Methodology and Bibliography:

Following the student's Research Program and Course of Study, the methodology and bibliography of secondary sources (academic books and articles) should be interdisciplinary in character, and should critically evaluate the scholarly contributions to the research question from the perspective of the different disciplines.  It is generally recommended that students devote an early section of their thesis to such a methodological reflection, although some Senior Theses will address the methodological dimensions of their inquiry in a more continuous fashion within the text.  In any case, a Senior Thesis should demonstrate a familiarity and knowledge of specific disciplinary approaches and the distinctiveness and originality of an interdisciplinary one.

Originality:

The elusive goal of originality plagues scholars of all levels. No academic work is ever entirely original, since we build upon mountains of information, resources, and scholarship that come before us.  Thus the importance of acknowledging debts fully and clearly to other scholars.  Rather than striving for complete originality, students should select a subject in such a way as to contribute to the conversation, drawing on the research and ideas of many other scholars and thinkers, their work cited as used.  A Senior Thesis might result in a re-evaluation of existing interpretation or a fresh perspective, although it is unlikely that a student's insights will likely not be present at the beginning of the project.  Rather, through the critical and creative exercise of research and writing, under the guidance of the 190 seminar instructor, that original contribution will emerge.  Remember: no two theses are alike, even if they use the same primary sources and address the same topic.

Resources:

In addition to the analytical, research, and writing skills acquired in ISF 189 and other coursework, students are encouraged to begin discussion before the semester of their Senior Thesis about sources and bibliography with the ISF faculty, and to reach out to faculty in relevant departments and programs on the UC campus.  The student's thesis advisor in ISF 190 will be an important resource in directing them towards resident experts on campus.  Lynn Jones, Research Librarian at Doe, is an invaluable resource in helping orient students towards primary and secondary sources: students should consult her "ISF 190 Thesis Seminar" website long before they begin the 190 (http://guides.lib.berkeley.edu/course-guide/193-ISF190).  Indeed, it is expected that students will have devoted a serious effort towards identifying a research topic, if not a set of research questions, before the semester of their Senior Thesis, and should come prepared to the first meeting of their ISF 190 with a paragraph statement, list of possible sources, and foundational bibliography for their Senior Thesis.


[1]

For further elaboration of these categories, see Wayne C. Booth, Gregory G. Colomb, and Joseph M. Williams, The Craft of Research, 3rd edition(Chicago: The University of Chicago Press, 2008): 69-70 et. seq.
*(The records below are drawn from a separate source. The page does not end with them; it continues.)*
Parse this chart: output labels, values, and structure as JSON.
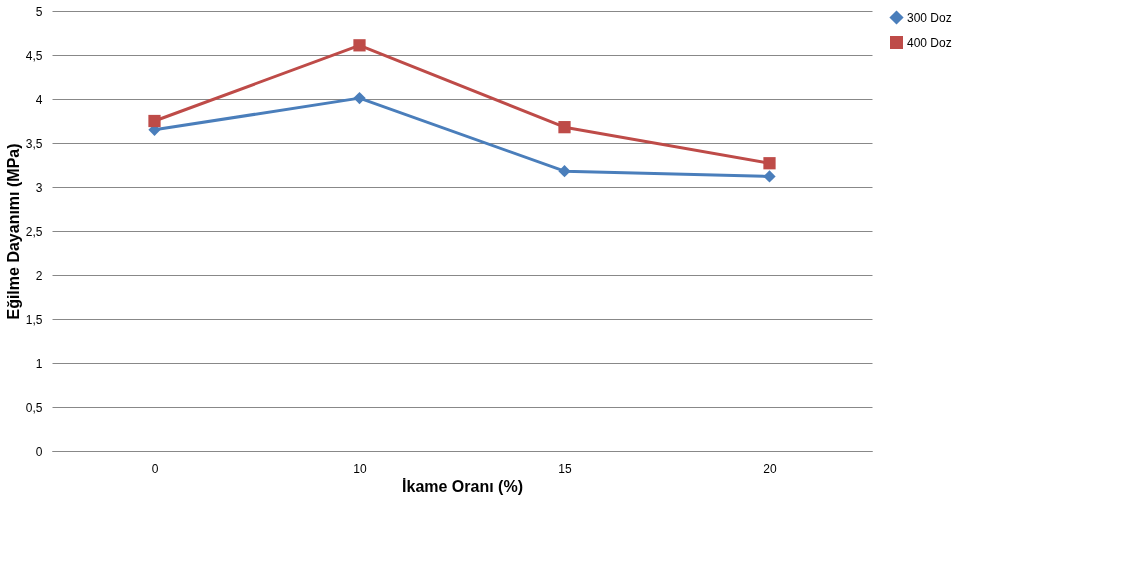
{
  "chart_data": {
    "type": "line",
    "xlabel": "İkame Oranı (%)",
    "ylabel": "Eğilme Dayanımı (MPa)",
    "categories": [
      "0",
      "10",
      "15",
      "20"
    ],
    "series": [
      {
        "name": "300 Doz",
        "color": "#4a7ebb",
        "marker": "diamond",
        "values": [
          3.65,
          4.01,
          3.18,
          3.12
        ]
      },
      {
        "name": "400 Doz",
        "color": "#be4b48",
        "marker": "square",
        "values": [
          3.75,
          4.61,
          3.68,
          3.27
        ]
      }
    ],
    "ylim": [
      0,
      5
    ],
    "yticks": [
      0,
      {
        "value": 0.5,
        "label": "0,5"
      },
      1,
      {
        "value": 1.5,
        "label": "1,5"
      },
      2,
      {
        "value": 2.5,
        "label": "2,5"
      },
      3,
      {
        "value": 3.5,
        "label": "3,5"
      },
      4,
      {
        "value": 4.5,
        "label": "4,5"
      },
      5
    ],
    "grid": "y",
    "legend": "right",
    "line_style": "solid"
  }
}
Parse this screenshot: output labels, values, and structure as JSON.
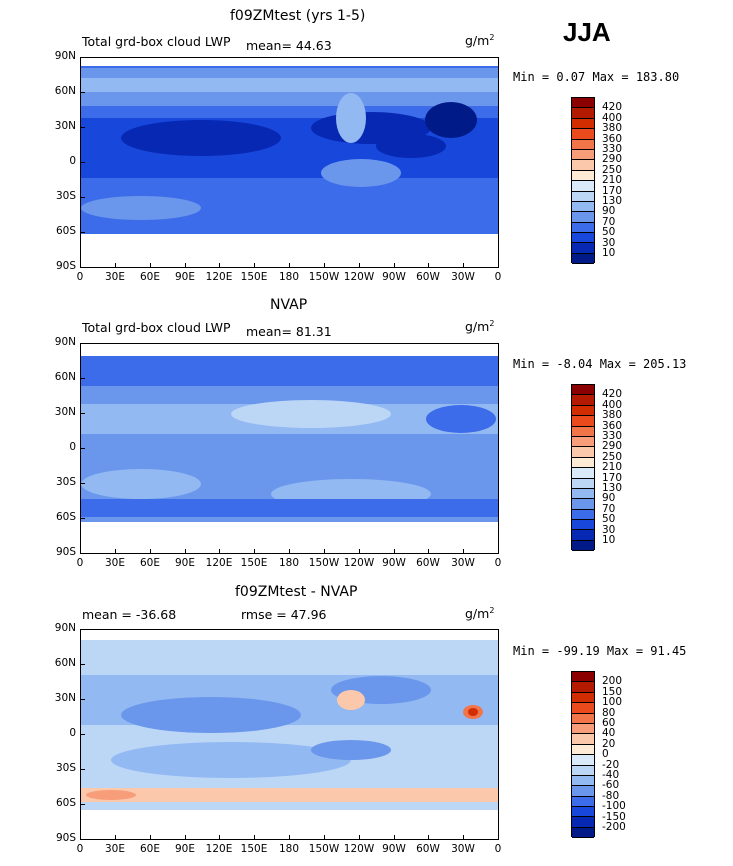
{
  "season": "JJA",
  "units": "g/m",
  "units_sup": "2",
  "lon_labels": [
    "0",
    "30E",
    "60E",
    "90E",
    "120E",
    "150E",
    "180",
    "150W",
    "120W",
    "90W",
    "60W",
    "30W",
    "0"
  ],
  "lat_labels": [
    "90N",
    "60N",
    "30N",
    "0",
    "30S",
    "60S",
    "90S"
  ],
  "panels": [
    {
      "title": "f09ZMtest (yrs 1-5)",
      "left_label": "Total grd-box cloud LWP",
      "mid_label": "mean=  44.63",
      "minmax": "Min =   0.07 Max = 183.80",
      "levels": [
        "420",
        "400",
        "380",
        "360",
        "330",
        "290",
        "250",
        "210",
        "170",
        "130",
        "90",
        "70",
        "50",
        "30",
        "10"
      ],
      "colors": [
        "#8b0000",
        "#b31a00",
        "#d22d00",
        "#eb4a1c",
        "#f27549",
        "#f79d7a",
        "#fcc8ab",
        "#fdebd6",
        "#dbeaf8",
        "#bcd6f6",
        "#93b9f2",
        "#6a97ec",
        "#3d6cea",
        "#1847dc",
        "#0628b3",
        "#001a87"
      ]
    },
    {
      "title": "NVAP",
      "left_label": "Total grd-box cloud LWP",
      "mid_label": "mean=  81.31",
      "minmax": "Min =  -8.04 Max = 205.13",
      "levels": [
        "420",
        "400",
        "380",
        "360",
        "330",
        "290",
        "250",
        "210",
        "170",
        "130",
        "90",
        "70",
        "50",
        "30",
        "10"
      ],
      "colors": [
        "#8b0000",
        "#b31a00",
        "#d22d00",
        "#eb4a1c",
        "#f27549",
        "#f79d7a",
        "#fcc8ab",
        "#fdebd6",
        "#dbeaf8",
        "#bcd6f6",
        "#93b9f2",
        "#6a97ec",
        "#3d6cea",
        "#1847dc",
        "#0628b3",
        "#001a87"
      ]
    },
    {
      "title": "f09ZMtest - NVAP",
      "left_label": "mean = -36.68",
      "mid_label": "rmse =  47.96",
      "minmax": "Min = -99.19 Max =  91.45",
      "levels": [
        "200",
        "150",
        "100",
        "80",
        "60",
        "40",
        "20",
        "0",
        "-20",
        "-40",
        "-60",
        "-80",
        "-100",
        "-150",
        "-200"
      ],
      "colors": [
        "#8b0000",
        "#b31a00",
        "#d22d00",
        "#eb4a1c",
        "#f27549",
        "#f79d7a",
        "#fcc8ab",
        "#fdebd6",
        "#dbeaf8",
        "#bcd6f6",
        "#93b9f2",
        "#6a97ec",
        "#3d6cea",
        "#1847dc",
        "#0628b3",
        "#001a87"
      ]
    }
  ]
}
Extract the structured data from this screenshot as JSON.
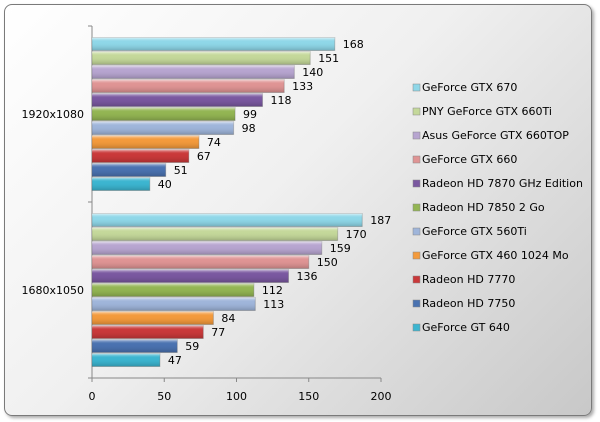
{
  "chart_data": {
    "type": "bar",
    "orientation": "horizontal",
    "title": "",
    "xlabel": "",
    "ylabel": "",
    "xlim": [
      0,
      200
    ],
    "x_ticks": [
      "0",
      "50",
      "100",
      "150",
      "200"
    ],
    "categories": [
      "1920x1080",
      "1680x1050"
    ],
    "legend_position": "right",
    "series": [
      {
        "name": "GeForce GTX 670",
        "color": "#8fd7e8",
        "values": [
          168,
          187
        ]
      },
      {
        "name": "PNY GeForce GTX 660Ti",
        "color": "#c4d89a",
        "values": [
          151,
          170
        ]
      },
      {
        "name": "Asus GeForce GTX 660TOP",
        "color": "#b7a5d0",
        "values": [
          140,
          159
        ]
      },
      {
        "name": "GeForce GTX 660",
        "color": "#df9494",
        "values": [
          133,
          150
        ]
      },
      {
        "name": "Radeon HD 7870 GHz Edition",
        "color": "#7a58a0",
        "values": [
          118,
          136
        ]
      },
      {
        "name": "Radeon HD 7850 2 Go",
        "color": "#93b553",
        "values": [
          99,
          112
        ]
      },
      {
        "name": "GeForce GTX 560Ti",
        "color": "#9fb5da",
        "values": [
          98,
          113
        ]
      },
      {
        "name": "GeForce GTX 460 1024 Mo",
        "color": "#f39a3c",
        "values": [
          74,
          84
        ]
      },
      {
        "name": "Radeon HD 7770",
        "color": "#c9393a",
        "values": [
          67,
          77
        ]
      },
      {
        "name": "Radeon HD 7750",
        "color": "#4a72b0",
        "values": [
          51,
          59
        ]
      },
      {
        "name": "GeForce GT 640",
        "color": "#3cb5d0",
        "values": [
          40,
          47
        ]
      }
    ]
  }
}
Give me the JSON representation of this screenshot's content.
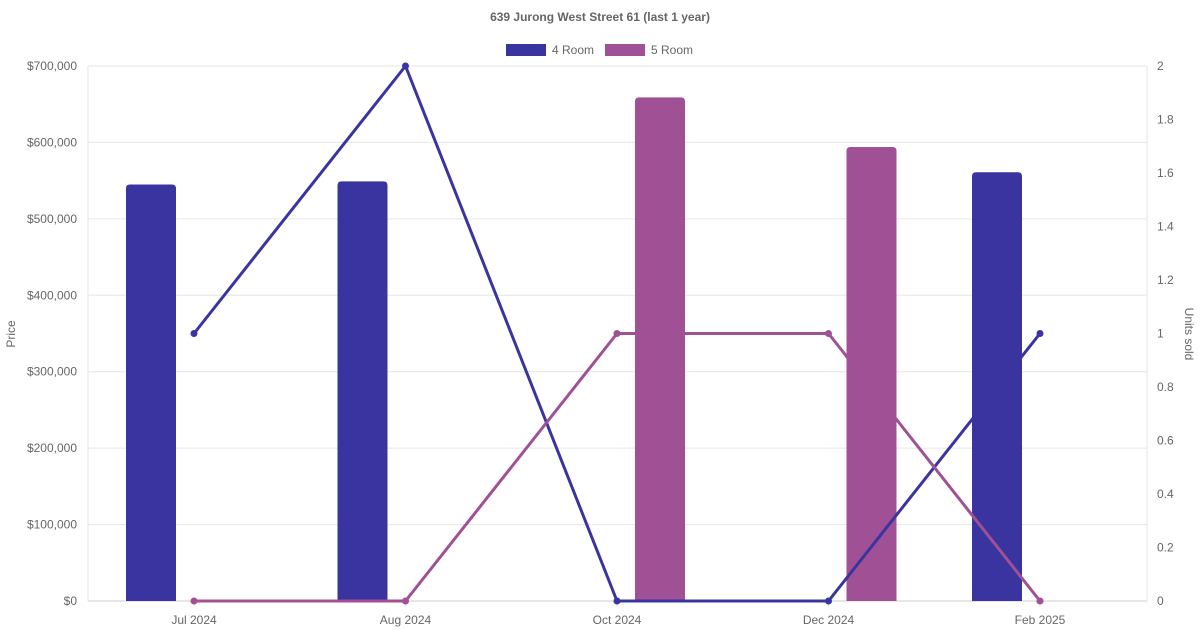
{
  "chart_data": {
    "type": "bar",
    "title": "639 Jurong West Street 61 (last 1 year)",
    "categories": [
      "Jul 2024",
      "Aug 2024",
      "Oct 2024",
      "Dec 2024",
      "Feb 2025"
    ],
    "y_left": {
      "label": "Price",
      "ylim": [
        0,
        700000
      ],
      "ticks": [
        "$0",
        "$100,000",
        "$200,000",
        "$300,000",
        "$400,000",
        "$500,000",
        "$600,000",
        "$700,000"
      ]
    },
    "y_right": {
      "label": "Units sold",
      "ylim": [
        0,
        2
      ],
      "ticks": [
        "0",
        "0.2",
        "0.4",
        "0.6",
        "0.8",
        "1",
        "1.2",
        "1.4",
        "1.6",
        "1.8",
        "2"
      ]
    },
    "legend": {
      "position": "top",
      "entries": [
        "4 Room",
        "5 Room"
      ]
    },
    "grid": true,
    "series": [
      {
        "name": "4 Room",
        "kind": "bar",
        "axis": "left",
        "color": "#3a34a0",
        "values": [
          545000,
          549000,
          null,
          null,
          561000
        ]
      },
      {
        "name": "5 Room",
        "kind": "bar",
        "axis": "left",
        "color": "#a05094",
        "values": [
          null,
          null,
          659000,
          594000,
          null
        ]
      },
      {
        "name": "4 Room",
        "kind": "line",
        "axis": "right",
        "color": "#3a34a0",
        "values": [
          1,
          2,
          0,
          0,
          1
        ]
      },
      {
        "name": "5 Room",
        "kind": "line",
        "axis": "right",
        "color": "#a05094",
        "values": [
          0,
          0,
          1,
          1,
          0
        ]
      }
    ]
  }
}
ISF Creative Thesis Option - On occasion, an appropriate part of the senior thesis can be an original, creative work such as a play, musical composition, a performance piece, a video production, a screenplay, or a collection of poetry. The thesis, no matter what form it takes, is expected to be an outgrowth of the Research Program.  Students choosing to do the creative option must 1) secure an outside adviser/"second reader" who is knowledgeable in the appropriate creative field, and 2) write a 15 page research paper on the theoretical foundations of the creative work.  Students who are interested in exploring this option should first consult with Professor Rakesh Bhandari.